This article was originally published December 2, 2022 on McKnights Home Care.
As more healthcare shifts to the home, at-home physical therapy provider Luna is setting an aggressive 2023 goal to double its staff from 2,500 therapists to 5,000 across the 27 states and 50 markets it serves.
The Rocklin, CA-based firm recently named veteran healthcare recruiter Amber Mauro as head of therapist acquisitions and people operations to take on the task of recruiting so many new workers. Palak Shah, Luna’s co-founder and head of clinical operations, told McKnight’s Home Care Daily Pulse in an email that Mauro’s experience recruiting therapists for work in the home could give her four-year-old firm a leg up in the competitive labor market.
“The shortage of healthcare workers is a problem. However, challenges and pressures experienced by healthcare workers is an equally big problem,” Shah said. “Luna’s focus to leverage technology to reimagine the therapists’ experience is what makes therapists love Luna. Today, Luna is signing two therapists per hour.”

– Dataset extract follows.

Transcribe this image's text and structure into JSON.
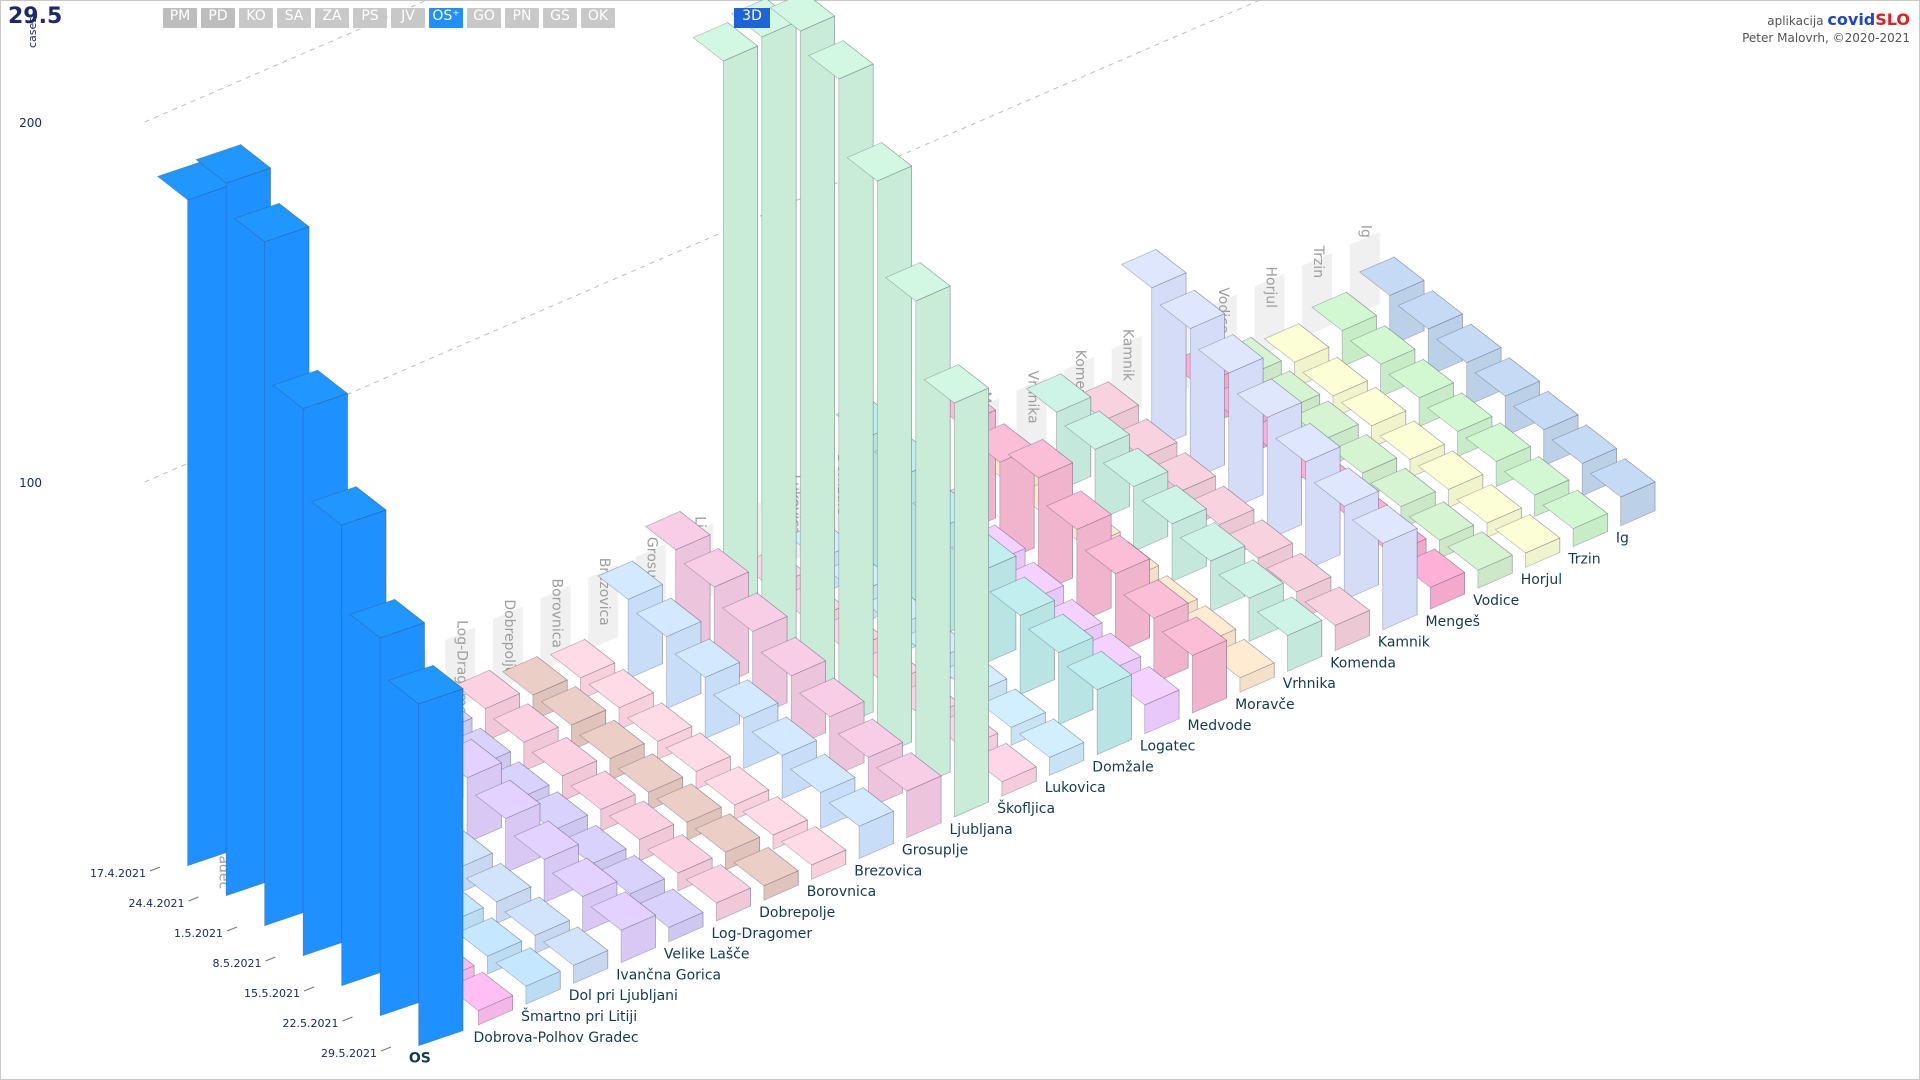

Therapy at home is not a new concept. Many small mom-and-pop home therapy agencies contract with payers and home health agencies to provide physical, occupational and speech therapy at home. A 2016 study found patients who received physical therapy in their homes recovered just as well as those who were treated in outpatient clinics.
The $46 billion dollar physical therapy industry is ripe for growth, as business consulting firm McKinsey & Company estimates up to $265 billion of care for Medicare beneficiaries will shift to the home over the next few years. That could pay dividends to larger players, such as Luna, in the highly fragmented home therapy industry.
Still, competition in the segment is heating up. Chicago-based InHomeTherapy, which offers in-home services in eight states, has also been growing aggressively. This year it has acquired five smaller agencies through $22 million in capital it raised from private equity investors TT Capital Partners and NewSpring.
Shah said Luna aims to be the leading in-home physical therapy platform and has grown the number of patient visits more than 6,000% in the four years since the firm was founded in 2018. Continued growth is predicated on growing staff. To that end, Shah said Luna is offering flexible scheduling, competitive wages and other incentives to attract talent.
“A therapist that does an average of 10 visits a week with Luna has the potential to make an additional $30,000 a year,” Shah said. “Luna ensures therapists never drive more than 30 minutes between visits. These are all game-changing enablers in healthcare
delivery and prove to be big incentives for therapists.”